Finding the right boat-builder (Simon Piper of Piper Boats in Stoke-on-Trent) was the next step. Debating the size (49 feet, rather than the physically daunting 75 feet that Roy was inclined to go for) and the number of bedrooms (just one, so as to maximise living space) took several visits to Piper’s offices and quite a lot of verbal stamina on my part.

TV

I’ve always wanted a TV that disappears from view

Traditionalists might regard the Karanja with perturbation. For one thing, we dispensed with the traditional stove in the corner of the saloon. Instead, we have a concealed TV that glides up and down at the touch of a button on the remote.

Bath

Is life without a bath worth living?

For another, I have a full-size bath. What’s more, we’ve maximised the deck space by shifting the dog-box (ceiling hatch) as far aft as possible, surrounded the deck with stainless steel yacht stanchions and  covered it with gorgeous flexi-teak. Perfect for my sun-lounger!

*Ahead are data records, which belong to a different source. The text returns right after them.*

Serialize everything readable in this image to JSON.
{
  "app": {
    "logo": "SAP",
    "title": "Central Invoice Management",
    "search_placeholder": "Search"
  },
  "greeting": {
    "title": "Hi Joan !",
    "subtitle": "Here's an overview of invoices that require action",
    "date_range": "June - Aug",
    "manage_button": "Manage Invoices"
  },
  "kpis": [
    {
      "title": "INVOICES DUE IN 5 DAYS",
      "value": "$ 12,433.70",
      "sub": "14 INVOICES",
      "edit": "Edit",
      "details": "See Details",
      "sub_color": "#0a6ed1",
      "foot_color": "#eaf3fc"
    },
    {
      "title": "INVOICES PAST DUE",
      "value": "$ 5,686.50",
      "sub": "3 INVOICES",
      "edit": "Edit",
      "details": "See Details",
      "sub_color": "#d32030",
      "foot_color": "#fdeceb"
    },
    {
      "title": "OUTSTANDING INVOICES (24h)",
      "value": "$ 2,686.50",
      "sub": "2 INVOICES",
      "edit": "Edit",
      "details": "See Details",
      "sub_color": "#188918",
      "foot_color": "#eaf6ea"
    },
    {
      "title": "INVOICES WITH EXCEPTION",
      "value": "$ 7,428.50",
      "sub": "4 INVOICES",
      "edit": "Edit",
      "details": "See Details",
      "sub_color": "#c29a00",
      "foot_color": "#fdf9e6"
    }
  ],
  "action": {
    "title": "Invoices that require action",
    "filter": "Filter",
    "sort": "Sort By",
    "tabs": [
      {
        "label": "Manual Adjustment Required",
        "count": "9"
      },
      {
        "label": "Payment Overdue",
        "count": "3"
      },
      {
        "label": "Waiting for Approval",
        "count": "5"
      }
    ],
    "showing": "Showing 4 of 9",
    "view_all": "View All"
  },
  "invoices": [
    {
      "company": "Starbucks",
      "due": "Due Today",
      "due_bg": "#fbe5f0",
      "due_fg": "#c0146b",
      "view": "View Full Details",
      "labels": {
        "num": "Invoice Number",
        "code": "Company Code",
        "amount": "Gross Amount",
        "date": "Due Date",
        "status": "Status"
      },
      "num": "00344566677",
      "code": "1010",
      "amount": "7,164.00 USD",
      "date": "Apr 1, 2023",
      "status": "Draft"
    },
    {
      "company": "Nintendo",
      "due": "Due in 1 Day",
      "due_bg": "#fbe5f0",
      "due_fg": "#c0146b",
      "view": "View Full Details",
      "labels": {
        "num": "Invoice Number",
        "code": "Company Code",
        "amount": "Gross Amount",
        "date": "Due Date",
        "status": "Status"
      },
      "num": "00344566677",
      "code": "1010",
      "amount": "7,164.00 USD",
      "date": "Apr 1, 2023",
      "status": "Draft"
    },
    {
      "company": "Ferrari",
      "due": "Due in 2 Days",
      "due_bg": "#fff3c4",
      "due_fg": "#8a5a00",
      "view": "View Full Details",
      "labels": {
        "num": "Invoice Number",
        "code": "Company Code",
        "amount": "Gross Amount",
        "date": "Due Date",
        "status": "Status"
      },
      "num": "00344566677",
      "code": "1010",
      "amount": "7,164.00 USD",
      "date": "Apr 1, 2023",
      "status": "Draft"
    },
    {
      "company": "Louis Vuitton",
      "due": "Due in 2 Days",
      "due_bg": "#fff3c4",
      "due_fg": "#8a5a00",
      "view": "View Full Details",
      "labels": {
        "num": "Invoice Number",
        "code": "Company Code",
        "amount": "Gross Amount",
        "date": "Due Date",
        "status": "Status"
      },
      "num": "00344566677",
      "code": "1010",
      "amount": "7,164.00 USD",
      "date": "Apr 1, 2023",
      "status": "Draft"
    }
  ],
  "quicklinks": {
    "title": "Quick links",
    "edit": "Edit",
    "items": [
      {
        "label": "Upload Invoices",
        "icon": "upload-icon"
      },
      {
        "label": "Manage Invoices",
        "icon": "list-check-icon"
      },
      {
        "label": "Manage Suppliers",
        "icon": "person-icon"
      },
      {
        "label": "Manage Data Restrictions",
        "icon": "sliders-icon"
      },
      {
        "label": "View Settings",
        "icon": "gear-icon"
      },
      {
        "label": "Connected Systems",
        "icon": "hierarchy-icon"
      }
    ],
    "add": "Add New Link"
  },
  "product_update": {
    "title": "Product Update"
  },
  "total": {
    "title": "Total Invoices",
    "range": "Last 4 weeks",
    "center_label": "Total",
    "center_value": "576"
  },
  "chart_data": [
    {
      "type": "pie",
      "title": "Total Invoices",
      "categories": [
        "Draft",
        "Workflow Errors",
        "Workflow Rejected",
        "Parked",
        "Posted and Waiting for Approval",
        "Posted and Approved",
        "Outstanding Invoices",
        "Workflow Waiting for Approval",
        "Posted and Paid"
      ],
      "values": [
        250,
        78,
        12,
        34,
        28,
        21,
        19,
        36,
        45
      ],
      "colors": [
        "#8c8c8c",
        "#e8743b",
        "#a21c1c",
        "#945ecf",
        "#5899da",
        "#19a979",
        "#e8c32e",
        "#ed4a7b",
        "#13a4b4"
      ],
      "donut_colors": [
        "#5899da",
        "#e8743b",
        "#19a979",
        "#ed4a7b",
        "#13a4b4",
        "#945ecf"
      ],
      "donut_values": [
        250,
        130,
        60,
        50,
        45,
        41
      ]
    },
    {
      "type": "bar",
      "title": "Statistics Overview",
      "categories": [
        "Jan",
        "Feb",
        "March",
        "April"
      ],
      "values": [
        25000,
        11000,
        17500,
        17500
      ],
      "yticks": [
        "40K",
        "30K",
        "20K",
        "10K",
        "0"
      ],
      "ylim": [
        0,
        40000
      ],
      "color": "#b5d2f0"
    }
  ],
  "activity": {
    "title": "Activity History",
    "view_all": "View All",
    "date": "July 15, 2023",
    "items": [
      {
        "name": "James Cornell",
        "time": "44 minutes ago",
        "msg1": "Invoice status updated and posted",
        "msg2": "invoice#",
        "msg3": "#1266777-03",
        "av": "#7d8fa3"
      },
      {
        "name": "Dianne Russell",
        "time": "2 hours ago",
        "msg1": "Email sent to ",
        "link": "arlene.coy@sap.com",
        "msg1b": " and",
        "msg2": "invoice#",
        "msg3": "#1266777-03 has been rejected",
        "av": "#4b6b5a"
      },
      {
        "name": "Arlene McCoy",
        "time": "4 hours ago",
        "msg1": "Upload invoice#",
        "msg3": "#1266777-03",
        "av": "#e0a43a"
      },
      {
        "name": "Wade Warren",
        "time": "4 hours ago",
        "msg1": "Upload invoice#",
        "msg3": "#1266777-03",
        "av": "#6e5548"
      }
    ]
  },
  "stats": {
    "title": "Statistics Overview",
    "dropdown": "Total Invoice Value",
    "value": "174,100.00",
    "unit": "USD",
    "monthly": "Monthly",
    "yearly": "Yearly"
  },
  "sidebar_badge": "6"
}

And here are a couple more great photos, courtesy of Piper Boats:

Wheelhouse

From Kitchen

Saloon view

Bedroom

 

Why Karanja?

Karanja was the ship Roy remembers most fondly from his nine years with BI (The British India Steam Navigation Co.) – a passenger cargo vessel that plied the Indian Ocean with stops at Bombay, Karachi, the Seychelles, Mombasa, Dar Es Salaam, Beira, Lourenço Marques (now Maputo) and Durban. A picture of the original ship now hangs in her namesake’s saloon, and the engraved silver mug that was a 21st birthday gift from his fellow officers gleams from a nearby shelf. (How long it will continue to gleam in the absence of domestic help is a question.)

Karanja pring

The original Karanja, which Roy sailed on during the early 70s

As for her black-and-white exterior, every BI ship had a black funnel painted with two white bands, and our baby Karanja’s paintwork is a sort of homage to that.

Roy BIEC flag

The flags tell their own story: the one at the back is the Singapore ensign, showing that we’re registered in Singapore. The small one at the front is the house flag: fairly quirkily, Roy chose the flag of the old British East India Company, which would have been flown by Stamford Raffles as he sailed into Singapore in January 1819.